Despite the absence of E3, Microsoft emerged as the clear winner | Analysis

One lasting E3 tradition that persists even after the event's demise is the analysis of winners and losers from the showcase.

This process, though subjective and at times erroneous, has historically influenced the gaming landscape. Despite E3's many flaws, its timing was impeccable, coinciding with the period when gaming companies finalize their holiday lineups and start unveiling the following year's major releases. With or without E3, early June remains a crucial period for the industry.

Thus, this period provides a glimpse into the strategies of market leaders and hints at trends for the upcoming 12 to 18 months. This year, however, there is a clear frontrunner: Microsoft.

Microsoft emerged victorious in the absence of E3, undeniably leading in every measurable way. The company’s game announcements and presentations drew significant attention and praise, distinguishing themselves from rivals. This is possibly the first instance since the Xbox 360 era where Microsoft’s software lineup surpasses competitors by a considerable margin, boosting public perception of Xbox, which had been struggling recently, and bolstering internal confidence.

However, there is an important caveat: Sony seemed to have prepared for a different type of event entirely. While Microsoft delivered an impressive lineup of fan-favorite titles in a manner reminiscent of a peak E3 show, Sony’s contributions felt more like a routine livestream squeezed among larger events. Nintendo’s upcoming Direct event is expected to follow a similarly subdued approach.

This disparity in presentation creates a visibility issue. Microsoft took the showcase very seriously, revealing a significant part of its future projects. In contrast, it’s unclear how much of Sony’s upcoming lineup has been actually disclosed and what Nintendo’s plans entail. This echoes the broader discord that led to E3's downfall, where conflicting visions prevented any consensus on what the event should achieve.

Despite these challenges, Microsoft's showcase was remarkable. Based on what was unveiled, Xbox is expected to dominate the software market for the next 12 to 18 months. This success suggests that Microsoft’s hefty investments in acquisitions are finally proving fruitful. While this single event won't completely reverse the negative perceptions caused by past studio closures and controversial statements, it signals that Xbox is ready to compete seriously with PlayStation once again, in ways that matter profoundly to gamers.

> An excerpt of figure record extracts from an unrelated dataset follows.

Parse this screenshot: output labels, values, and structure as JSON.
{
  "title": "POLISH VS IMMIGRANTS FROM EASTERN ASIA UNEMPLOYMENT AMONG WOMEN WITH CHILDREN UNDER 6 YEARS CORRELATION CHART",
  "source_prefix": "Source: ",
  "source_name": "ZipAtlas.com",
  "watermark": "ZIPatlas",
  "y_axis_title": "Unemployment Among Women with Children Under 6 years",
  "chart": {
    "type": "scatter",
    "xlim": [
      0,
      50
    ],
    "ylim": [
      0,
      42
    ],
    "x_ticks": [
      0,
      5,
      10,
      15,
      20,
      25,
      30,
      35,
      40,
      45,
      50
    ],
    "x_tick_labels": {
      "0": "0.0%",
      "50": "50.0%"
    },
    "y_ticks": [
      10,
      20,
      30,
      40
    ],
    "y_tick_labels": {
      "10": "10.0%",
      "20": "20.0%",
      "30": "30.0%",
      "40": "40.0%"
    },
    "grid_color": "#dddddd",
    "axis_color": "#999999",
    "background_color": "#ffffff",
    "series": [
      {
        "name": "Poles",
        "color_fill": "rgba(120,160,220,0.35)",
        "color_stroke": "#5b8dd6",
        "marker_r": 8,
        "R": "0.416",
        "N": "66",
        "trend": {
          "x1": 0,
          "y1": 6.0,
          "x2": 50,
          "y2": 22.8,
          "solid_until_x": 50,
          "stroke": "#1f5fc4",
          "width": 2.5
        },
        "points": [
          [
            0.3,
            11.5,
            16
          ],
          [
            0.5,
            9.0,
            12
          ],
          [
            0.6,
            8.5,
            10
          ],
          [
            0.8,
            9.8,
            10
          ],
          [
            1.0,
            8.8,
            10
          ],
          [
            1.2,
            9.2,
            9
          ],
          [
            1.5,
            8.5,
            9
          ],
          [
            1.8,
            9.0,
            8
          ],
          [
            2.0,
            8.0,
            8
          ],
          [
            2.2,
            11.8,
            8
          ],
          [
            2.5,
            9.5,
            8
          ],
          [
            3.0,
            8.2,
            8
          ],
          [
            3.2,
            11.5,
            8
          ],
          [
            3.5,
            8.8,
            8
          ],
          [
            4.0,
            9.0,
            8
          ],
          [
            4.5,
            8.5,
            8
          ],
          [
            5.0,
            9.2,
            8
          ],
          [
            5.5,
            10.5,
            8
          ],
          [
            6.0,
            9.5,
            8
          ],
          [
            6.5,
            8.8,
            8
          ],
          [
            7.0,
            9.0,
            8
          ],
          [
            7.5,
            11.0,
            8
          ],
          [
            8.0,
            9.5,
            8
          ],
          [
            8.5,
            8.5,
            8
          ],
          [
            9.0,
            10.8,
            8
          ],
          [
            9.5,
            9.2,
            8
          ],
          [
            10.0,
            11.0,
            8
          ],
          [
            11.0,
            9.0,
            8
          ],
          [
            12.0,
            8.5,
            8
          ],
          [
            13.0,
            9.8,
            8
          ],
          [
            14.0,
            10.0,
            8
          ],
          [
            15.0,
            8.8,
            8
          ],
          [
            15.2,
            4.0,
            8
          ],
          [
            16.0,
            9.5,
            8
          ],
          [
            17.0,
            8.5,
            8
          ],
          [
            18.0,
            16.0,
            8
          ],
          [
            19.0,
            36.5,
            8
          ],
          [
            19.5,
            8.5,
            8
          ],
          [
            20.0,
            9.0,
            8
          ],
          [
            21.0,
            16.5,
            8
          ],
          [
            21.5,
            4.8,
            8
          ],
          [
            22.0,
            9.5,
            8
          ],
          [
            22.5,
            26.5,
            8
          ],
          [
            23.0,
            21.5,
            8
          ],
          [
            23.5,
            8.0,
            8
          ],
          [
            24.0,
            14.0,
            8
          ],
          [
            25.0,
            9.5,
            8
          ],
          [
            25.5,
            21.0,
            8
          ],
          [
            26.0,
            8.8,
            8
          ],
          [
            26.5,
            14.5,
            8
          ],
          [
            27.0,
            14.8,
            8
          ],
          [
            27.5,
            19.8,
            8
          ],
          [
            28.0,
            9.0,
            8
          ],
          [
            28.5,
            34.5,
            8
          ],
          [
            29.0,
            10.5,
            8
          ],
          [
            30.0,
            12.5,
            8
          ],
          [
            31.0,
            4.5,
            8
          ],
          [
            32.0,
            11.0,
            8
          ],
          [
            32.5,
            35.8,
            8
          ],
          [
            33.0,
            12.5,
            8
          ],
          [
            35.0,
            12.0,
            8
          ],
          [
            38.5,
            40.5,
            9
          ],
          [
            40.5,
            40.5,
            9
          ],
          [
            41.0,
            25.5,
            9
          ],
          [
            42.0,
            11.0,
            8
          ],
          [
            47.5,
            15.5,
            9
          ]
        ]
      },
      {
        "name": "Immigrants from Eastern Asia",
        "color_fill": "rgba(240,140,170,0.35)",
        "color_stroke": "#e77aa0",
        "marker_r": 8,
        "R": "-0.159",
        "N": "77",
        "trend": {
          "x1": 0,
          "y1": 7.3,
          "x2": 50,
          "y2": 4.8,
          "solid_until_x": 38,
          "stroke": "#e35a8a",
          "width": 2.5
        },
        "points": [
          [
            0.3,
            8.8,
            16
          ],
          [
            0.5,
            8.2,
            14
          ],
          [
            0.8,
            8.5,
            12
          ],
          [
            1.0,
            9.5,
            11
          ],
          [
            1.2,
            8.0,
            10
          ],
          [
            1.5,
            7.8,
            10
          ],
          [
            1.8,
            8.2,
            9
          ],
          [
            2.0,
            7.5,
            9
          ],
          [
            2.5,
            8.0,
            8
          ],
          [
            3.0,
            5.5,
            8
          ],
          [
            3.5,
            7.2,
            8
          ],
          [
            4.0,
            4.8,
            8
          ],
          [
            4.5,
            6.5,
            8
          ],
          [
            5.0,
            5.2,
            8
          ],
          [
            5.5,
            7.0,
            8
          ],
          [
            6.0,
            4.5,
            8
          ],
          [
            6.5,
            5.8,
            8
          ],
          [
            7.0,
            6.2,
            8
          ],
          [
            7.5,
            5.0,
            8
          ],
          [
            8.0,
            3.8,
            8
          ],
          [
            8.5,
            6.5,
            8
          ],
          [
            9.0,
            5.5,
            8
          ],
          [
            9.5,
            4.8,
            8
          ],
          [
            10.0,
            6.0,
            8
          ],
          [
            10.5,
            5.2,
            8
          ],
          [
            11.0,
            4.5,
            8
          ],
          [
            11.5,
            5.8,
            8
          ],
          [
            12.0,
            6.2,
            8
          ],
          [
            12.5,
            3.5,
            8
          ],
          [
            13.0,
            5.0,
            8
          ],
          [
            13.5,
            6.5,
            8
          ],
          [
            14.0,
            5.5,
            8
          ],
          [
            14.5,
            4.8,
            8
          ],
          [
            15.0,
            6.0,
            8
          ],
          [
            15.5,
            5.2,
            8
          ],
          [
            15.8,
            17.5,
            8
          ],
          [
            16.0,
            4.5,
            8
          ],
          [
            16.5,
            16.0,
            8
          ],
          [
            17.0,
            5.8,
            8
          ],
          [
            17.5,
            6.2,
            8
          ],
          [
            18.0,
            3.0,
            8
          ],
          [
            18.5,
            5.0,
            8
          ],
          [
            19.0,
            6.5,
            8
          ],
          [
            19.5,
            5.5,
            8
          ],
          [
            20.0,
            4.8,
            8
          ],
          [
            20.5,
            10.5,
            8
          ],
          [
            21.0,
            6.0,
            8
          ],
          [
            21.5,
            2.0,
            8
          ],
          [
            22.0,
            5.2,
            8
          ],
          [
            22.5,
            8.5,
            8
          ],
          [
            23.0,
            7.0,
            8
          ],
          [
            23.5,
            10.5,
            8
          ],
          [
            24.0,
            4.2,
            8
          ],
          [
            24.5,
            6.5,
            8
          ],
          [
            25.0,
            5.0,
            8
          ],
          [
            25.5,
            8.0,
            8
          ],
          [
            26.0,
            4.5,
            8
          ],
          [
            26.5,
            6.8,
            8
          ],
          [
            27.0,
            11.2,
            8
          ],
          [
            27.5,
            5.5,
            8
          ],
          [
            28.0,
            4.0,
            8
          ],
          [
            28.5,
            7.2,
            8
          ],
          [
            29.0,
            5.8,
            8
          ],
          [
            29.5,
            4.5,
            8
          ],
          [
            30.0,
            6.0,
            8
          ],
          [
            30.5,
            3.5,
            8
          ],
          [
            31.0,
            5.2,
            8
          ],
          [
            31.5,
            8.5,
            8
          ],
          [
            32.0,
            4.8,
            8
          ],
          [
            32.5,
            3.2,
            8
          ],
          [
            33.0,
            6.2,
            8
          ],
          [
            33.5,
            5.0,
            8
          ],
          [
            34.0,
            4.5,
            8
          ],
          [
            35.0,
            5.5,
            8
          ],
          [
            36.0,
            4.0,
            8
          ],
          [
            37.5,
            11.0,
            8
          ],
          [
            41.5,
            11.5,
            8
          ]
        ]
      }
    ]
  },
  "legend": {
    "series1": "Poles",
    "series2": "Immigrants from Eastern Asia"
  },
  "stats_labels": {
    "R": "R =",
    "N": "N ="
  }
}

It’s possible that Sony has more significant announcements, particularly for 2025. However, this year seems to be underwhelming, despite the potential successes of titles like Helldivers 2 and the charm of Astro Bot.

Microsoft has an impressive line-up of titles due in the next 12 to 18 months

The fragmented nature of these summer events leaves no clear guidelines on what should be announced. While Microsoft discussed new console versions, Sony kept silent about its anticipated Pro model, and Nintendo’s Direct event is not expected to mention the Switch successor.

In E3’s prime, hardware announcements were standard, especially for Sony, although Nintendo has always been unpredictable in this regard. Sony's decision to lead with the hero shooter Concord seems questionable, especially in light of Microsoft’s string of high-profile announcements. This approach suggests Sony’s major franchises and new projects from its top studios might still be too early in development for showcasing, possibly indicating a quiet 2025 release schedule, which could harm the company’s market-leading position. This strategic choice contrasts sharply with Microsoft's flurry of major titles, highlighting Sony's relatively weaker pipeline.

It is possible that Sony may decide to unveil several new games alongside the PS5 Pro during an event later this year. Potential venues for such an announcement could be Gamescom in late August or the Tokyo Game Show in September. Alternatively, the flexibility of modern digital events allows Sony to choose any date that suits its schedule, a luxury it didn't have in the past.

These differing strategies highlight the varied approaches of the top three gaming platform holders regarding what a post-E3 landscape should look like. Notably, significant players like Apple and Google were largely absent from E3, aside from a brief mention at Apple's WWDC event. It's perplexing that these mobile platform giants have not more aggressively pursued their own game showcases.

Nonetheless, the excitement reminiscent of E3 has been palpable over the past two weeks. Despite my distant vantage point, it's clear that consumer interest in these events remains strong. Many publishers have doubled down on using these showcases for major announcements, a tactic that had somewhat waned in recent years. The calendar's value as a prime opportunity to highlight upcoming releases remains, but the industry leaders are adopting very different methods.

Observing how this year's events influence corporate strategies moving forward will be intriguing. While Sony leads the market, the stark contrast between the public reception of its showcase and Microsoft's should prompt a reevaluation of its approach. Despite not being a major blunder, this rare moment of appearing weaker than its competitors should be a wake-up call for Sony. They must avoid reinforcing this perception in subsequent events. Although PlayStation holds a lead, it faces a formidable rival in Microsoft, which boasts nearly $100 billion in studio and publisher acquisitions. Sony cannot presume it will continue to dictate the timing and manner of announcements in the future.

The summer showcase season is a competitive arena where every major company needs to excel. Perhaps this renewed spirit of competition among industry giants will eventually shape a coherent successor to the traditional E3 event.